02/13/2014 - Robert (Bob) Lee Roland
Inurnment services for Robert (Bob) Lee Roland, age 89, will be Friday, February 14, 2014 at 11:00 AM at the Nebraska Veterans Cemetery in Alliance, Nebraska, with full Military Honors by the American Legion Post #9 of Hemingford, Nebraska.
Luncheon will follow at the St. Bridget’s Parish Center in Hemingford.
Memorials may be made to the Farm and Ranch Museum, 2930 Old Oregon Trail, Gering, Nebraska 69341.
Robert (Bob) Lee Roland passed away peacefully February 6, 2014, as the result of "too many summers" as he would say. He was born April 14, 1924, on a farm near Malvern, Iowa, to Merie Dorcus (Midert) Roland and Lee Albert Roland. He was an only child.
In 1942, he graduated from Glenwood High School in Glenwood, Iowa, and followed the harvest that summer, scooping grain on and off his dad's 1941 Chevy truck.
He entered the Army in March 1943, where he was selected for the Army Specialized Training Program (ASTP) and sent to Georgetown University to study Engineering. In February 1944, in anticipation of the D-Day invasion and need for replacements, he was sent to the 102 Infantry Division, 406th regiment where he served as a jeep driver in an 81mm mortar platoon. He was honorably discharged as a Staff Sergeant in March 1946 and awarded the Bronze Star.
Bob followed the harvest again in 1946. That fall he enrolled at UNL to complete the Engineering degree he had begun previously and worked at a gas station while attending school. The University was overcrowded and had few instructors, so after his third semester he left school and moved to California with his parents. There he worked as a temporary postman and also began his career in the construction trades with a starting wage of $1/hour.
In San Bernardino, California, he met Josephine Roma at a dance, and they married on June 4, 1949. Together they had four children; Nancy, Carl, Lynda, and Alan. He was hired as superintendent for the construction of three Catholic churches in the San Diego Dioceses. He later started his own general contracting and building supply business in 1955, which he operated until 1978.

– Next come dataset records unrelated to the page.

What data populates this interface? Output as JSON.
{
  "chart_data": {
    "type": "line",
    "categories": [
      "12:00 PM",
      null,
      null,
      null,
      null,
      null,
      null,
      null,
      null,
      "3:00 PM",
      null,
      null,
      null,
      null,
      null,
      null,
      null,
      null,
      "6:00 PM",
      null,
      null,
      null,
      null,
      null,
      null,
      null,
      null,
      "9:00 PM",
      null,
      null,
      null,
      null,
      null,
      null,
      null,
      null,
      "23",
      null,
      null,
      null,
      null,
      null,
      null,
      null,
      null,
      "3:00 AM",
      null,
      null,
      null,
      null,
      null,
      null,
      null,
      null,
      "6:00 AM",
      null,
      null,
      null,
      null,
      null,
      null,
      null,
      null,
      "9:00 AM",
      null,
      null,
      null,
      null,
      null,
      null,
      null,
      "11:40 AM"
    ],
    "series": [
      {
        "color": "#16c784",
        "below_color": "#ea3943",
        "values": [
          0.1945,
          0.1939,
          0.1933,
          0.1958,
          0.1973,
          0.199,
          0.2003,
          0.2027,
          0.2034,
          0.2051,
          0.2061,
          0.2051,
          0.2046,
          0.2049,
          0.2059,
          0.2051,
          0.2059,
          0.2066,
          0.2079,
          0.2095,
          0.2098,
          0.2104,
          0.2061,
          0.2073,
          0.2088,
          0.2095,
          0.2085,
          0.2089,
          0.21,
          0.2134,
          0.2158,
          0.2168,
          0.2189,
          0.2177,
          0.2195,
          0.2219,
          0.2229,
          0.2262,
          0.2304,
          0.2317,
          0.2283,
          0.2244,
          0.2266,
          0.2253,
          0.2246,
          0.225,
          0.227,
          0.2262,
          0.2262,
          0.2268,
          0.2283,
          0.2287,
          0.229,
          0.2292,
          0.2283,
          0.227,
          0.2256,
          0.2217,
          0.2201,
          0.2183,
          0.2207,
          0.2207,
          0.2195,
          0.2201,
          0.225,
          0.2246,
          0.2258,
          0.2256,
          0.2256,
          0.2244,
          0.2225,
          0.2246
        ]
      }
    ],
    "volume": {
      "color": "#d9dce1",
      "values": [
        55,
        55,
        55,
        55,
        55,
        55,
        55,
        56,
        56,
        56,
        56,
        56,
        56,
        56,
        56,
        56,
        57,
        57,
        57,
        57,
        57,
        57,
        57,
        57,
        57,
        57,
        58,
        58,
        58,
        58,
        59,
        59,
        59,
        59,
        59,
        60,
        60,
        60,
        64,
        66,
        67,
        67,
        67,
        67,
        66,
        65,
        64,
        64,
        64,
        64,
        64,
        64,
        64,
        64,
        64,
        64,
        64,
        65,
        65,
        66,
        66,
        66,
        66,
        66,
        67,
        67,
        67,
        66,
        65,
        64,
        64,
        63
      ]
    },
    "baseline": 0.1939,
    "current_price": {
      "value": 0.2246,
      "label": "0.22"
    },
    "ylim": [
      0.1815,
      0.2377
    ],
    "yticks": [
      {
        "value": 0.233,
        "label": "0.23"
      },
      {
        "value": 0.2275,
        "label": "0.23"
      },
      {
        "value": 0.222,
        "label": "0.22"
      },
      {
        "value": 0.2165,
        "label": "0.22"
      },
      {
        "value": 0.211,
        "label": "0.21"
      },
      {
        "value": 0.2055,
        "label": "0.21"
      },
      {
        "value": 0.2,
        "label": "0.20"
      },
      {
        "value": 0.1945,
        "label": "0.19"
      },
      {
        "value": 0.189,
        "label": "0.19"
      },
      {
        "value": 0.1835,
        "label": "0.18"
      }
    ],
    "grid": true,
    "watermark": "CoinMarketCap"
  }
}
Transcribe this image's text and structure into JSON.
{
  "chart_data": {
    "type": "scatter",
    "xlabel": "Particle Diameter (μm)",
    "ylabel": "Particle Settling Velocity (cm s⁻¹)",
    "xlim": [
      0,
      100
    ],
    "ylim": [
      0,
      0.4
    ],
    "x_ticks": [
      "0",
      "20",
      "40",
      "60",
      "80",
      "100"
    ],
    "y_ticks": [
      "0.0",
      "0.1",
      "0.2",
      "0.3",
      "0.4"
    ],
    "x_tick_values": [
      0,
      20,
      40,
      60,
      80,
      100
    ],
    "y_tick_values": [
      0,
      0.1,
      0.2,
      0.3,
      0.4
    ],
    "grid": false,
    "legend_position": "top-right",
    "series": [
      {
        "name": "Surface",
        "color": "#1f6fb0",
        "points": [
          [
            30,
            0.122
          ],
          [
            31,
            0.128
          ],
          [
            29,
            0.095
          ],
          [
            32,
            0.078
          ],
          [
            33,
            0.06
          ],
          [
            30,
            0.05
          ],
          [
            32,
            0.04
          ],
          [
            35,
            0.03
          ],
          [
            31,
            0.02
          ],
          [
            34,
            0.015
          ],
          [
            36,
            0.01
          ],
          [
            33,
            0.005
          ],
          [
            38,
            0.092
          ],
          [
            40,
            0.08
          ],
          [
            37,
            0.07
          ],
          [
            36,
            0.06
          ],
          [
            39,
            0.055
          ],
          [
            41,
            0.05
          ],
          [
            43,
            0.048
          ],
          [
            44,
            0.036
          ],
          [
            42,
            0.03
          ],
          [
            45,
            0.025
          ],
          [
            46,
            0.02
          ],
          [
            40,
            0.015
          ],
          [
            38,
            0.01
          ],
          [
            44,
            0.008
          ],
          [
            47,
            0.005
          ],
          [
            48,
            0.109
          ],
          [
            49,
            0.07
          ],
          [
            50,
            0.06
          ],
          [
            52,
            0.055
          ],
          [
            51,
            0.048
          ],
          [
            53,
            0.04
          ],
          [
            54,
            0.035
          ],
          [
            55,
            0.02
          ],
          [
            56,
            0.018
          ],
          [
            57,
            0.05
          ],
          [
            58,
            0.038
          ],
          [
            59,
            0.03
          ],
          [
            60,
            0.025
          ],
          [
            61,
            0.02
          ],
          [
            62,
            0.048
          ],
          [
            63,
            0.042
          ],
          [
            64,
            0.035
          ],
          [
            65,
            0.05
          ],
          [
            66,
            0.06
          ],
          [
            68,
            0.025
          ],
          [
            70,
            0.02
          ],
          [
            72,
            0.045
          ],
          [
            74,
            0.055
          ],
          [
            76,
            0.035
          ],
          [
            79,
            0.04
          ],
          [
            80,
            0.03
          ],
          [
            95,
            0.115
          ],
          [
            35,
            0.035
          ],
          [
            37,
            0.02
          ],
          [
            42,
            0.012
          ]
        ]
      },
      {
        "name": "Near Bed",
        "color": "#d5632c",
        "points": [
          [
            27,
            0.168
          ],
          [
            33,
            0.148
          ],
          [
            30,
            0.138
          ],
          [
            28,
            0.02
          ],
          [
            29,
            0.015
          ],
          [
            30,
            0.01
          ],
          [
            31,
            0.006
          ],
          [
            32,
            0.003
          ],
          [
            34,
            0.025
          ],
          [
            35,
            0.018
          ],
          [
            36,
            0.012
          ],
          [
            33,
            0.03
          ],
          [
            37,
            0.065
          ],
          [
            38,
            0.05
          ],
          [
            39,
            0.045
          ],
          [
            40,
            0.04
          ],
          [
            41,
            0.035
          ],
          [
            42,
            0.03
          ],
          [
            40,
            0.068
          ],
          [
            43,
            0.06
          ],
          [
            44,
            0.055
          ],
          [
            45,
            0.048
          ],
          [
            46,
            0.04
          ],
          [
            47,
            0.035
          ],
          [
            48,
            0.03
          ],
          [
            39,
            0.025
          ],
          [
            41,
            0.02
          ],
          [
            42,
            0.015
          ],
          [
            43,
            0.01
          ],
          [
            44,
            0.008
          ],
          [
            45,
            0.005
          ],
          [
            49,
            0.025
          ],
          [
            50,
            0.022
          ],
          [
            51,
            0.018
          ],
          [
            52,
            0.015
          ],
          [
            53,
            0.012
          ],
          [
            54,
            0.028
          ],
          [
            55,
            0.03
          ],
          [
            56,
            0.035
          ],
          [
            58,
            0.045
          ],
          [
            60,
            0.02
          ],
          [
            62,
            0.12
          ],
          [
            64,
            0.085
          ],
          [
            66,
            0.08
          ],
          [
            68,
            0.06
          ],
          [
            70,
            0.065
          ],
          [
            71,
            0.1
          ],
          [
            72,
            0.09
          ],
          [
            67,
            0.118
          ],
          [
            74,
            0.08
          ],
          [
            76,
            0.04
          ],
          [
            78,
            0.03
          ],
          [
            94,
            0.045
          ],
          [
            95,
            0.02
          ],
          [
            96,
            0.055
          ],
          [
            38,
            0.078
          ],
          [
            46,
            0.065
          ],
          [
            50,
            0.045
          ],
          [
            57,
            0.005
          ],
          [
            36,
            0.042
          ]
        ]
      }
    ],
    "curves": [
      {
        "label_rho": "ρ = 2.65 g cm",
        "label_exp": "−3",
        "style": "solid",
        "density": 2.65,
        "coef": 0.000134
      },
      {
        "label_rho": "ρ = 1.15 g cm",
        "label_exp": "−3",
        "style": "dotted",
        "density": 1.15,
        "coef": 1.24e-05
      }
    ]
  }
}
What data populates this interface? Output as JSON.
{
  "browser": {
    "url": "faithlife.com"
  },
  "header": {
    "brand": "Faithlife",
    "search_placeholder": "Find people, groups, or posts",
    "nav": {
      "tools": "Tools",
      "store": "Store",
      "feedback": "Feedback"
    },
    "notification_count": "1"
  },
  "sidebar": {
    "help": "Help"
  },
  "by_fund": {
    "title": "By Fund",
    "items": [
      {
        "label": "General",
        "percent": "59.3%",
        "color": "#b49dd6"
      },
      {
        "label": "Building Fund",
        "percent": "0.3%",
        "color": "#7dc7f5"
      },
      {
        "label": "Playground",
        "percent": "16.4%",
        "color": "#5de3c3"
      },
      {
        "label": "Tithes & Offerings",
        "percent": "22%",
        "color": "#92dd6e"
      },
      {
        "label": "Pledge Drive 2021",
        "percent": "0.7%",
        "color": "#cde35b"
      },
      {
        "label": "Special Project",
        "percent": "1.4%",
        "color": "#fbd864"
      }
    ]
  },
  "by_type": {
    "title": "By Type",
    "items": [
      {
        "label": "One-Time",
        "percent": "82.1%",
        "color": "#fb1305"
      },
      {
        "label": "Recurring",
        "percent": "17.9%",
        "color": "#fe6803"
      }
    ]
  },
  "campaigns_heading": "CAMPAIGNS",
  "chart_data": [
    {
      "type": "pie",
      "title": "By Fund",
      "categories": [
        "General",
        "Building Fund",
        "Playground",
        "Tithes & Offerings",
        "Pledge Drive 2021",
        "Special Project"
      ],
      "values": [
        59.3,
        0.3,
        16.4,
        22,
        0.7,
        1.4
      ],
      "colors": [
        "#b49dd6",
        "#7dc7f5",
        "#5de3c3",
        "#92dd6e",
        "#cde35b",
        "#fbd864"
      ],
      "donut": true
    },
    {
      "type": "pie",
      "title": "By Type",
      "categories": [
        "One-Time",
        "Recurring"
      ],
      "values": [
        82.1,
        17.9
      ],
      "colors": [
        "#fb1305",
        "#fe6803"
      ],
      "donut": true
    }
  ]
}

He purchased a small grain farm near Hemingford, Nebraska, in 1966. He and his family divided their time between California and Nebraska for a number of years. Eventually, he left California and moved to Hemingford permanently in 1978. He was elected to and served on the Upper White Niobrara NRD board from 1980 to 1990. He continued to farm until he was 88 years old and could no longer climb the tractor ladder.
He enjoyed traveling and seeing different parts of the country and was a very sociable guy. He liked to visit and get to know folks. Morning coffee at the old Mini Max in Hemingford was a large part of his social life along with the occasional small $0.50 glass of beer at KC’s or The Legion.
He was proud of his military service and to be an American. His wife was of Italian ancestry and he was of German decent, so many of his in-laws and relatives were first generation Americans, or from the 'old country'. He gained an even deeper appreciation for this country from their immigrant experiences. Although he had a respect for the government and military, he also held a healthy suspicion of those same institutions.
Farm auctions were his hobby and social event. He enjoyed history and collecting old trucks, tractors, and farm machinery. He always wanted to restore his collectables. He donated an old building to the Village of Hemingford which was torn down and converted to the Roland Memorial Park.
He made certain every one of his kids and grandkids were competent tractor, combine, and/or truck drivers. He would probably say his best accomplishment was raising and educating his four children and seeing his family grow through grandkids and great-grandkids.
Daughters: Nancy (Dennis) Zajic; Lynda Roland
Sons: Carl Roland; Alan (Loretta) Roland
Grandchildren: Holly (Clint), Heidi (Justin), Andrew (Steph), Ashley (Kurt), Megan, James, and Brandon.
Great-Grandchildren Zane, Mason, Peyton, Ezra, Chloie, and Hadley.
He made a lasting impression on the extended families of DiGioia, Rogers, Fraser, Dillon, and many others.
Bates-Gould Funeral Home in Alliance in charge of arrangements.